Hi i am trying to make a GUI for image compare software. The idea is to choose a picture with OPENFILENAME, then get its address with ofn.lpstrFile then make a histogram for that image. So i use:
return(ofn.lpstrFile);
I can cout the address or write it to an .xml file and the address is correct, but when i am trying to do the histogram it gives me all zeros. Behaves like the address was invalid.
Any ideas ?
my code :
string path=browse(); //getting the string from ofn.lpstrFile
path.c_str();
replace(path.begin(), path.end(), '\\', '/'); //converting backslash to slash also may be the problem
HistCreation(path,root_dir);
and
void HistCreation(string path,string root_dir) {
Mat img;
img = imread(path); // here if i manually enter the address everything works fine, if I insert the path then loads empty image
.
.
.
I also tried
char * cstr = new char[path.length() + 1];
std::strcpy(cstr, path.c_str());
Did not work either
std::string
returns the string and that's all you need. This is example to open a bitmap file.
(Edit)
#include <iostream>
#include <string>
#include <windows.h>
std::string browse(HWND hwnd)
{
std::string path(MAX_PATH, '\0');
OPENFILENAME ofn = { sizeof(OPENFILENAME) };
ofn.hwndOwner = hwnd;
ofn.lpstrFilter =
"Image files (*.jpg;*.png;*.bmp)\0*.jpg;*.png;*.bmp\0"
"All files\0*.*\0";
ofn.lpstrFile = &path[0];
ofn.nMaxFile = MAX_PATH;
ofn.Flags = OFN_FILEMUSTEXIST;
if (GetOpenFileName(&ofn))
{
//string::size() is still MAX_PATH
//strlen is the actual string size (not including the null-terminator)
//update size:
path.resize(strlen(path.c_str()));
}
return path;
}
int main()
{
std::string path = browse(0);
int len = strlen(path.c_str());
if (len)
std::cout << path.c_str() << "\n";
return 0;
}
Note, Windows uses NUL-terminated C-strings. It knows the length of the string by looking for the zero at the end.
std::string::size()
is not always the same thing. We can call resize to make sure they are the same thing.

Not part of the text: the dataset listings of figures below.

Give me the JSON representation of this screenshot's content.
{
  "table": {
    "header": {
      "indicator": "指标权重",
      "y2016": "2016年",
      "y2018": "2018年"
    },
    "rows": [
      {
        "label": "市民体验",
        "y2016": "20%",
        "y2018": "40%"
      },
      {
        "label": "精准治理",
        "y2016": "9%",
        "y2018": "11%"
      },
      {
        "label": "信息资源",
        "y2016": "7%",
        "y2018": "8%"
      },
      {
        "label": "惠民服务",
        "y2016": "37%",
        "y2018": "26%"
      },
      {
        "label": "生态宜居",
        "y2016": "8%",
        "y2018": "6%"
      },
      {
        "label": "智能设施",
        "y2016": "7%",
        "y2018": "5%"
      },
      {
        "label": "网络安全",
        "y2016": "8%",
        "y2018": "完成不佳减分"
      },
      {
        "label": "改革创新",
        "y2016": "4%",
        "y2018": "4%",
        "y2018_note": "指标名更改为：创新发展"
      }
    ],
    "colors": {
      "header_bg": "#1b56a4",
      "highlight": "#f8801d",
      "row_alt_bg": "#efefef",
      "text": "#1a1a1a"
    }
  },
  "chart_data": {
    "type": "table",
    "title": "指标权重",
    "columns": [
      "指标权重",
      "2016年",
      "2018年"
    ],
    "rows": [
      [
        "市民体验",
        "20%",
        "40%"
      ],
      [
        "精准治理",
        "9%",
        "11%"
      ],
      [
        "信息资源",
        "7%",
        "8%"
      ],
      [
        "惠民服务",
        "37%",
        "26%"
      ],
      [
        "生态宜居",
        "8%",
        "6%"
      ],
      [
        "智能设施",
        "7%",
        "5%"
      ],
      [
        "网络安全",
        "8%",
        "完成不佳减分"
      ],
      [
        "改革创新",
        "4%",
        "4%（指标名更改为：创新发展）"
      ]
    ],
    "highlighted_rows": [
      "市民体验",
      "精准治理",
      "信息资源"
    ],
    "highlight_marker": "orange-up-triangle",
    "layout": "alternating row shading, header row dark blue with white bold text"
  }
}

You shouldn't need to replace \\
with /
. If your library complains about \\
then replace as follows:
Example:
...
#include <algorithm>
...
std::replace(path.begin(), path.end(), '\\', '/');
Use std::cout
to examine the output instead of guessing if it worked or not. In Windows program you can use OutputDebugString
or MessageBox
to see what the string is.
HistCreation(path, root_dir);
I don't know what root_dir
is supposed to be. If HistCreation
fails or it has the wrong parameter then you have a different problem.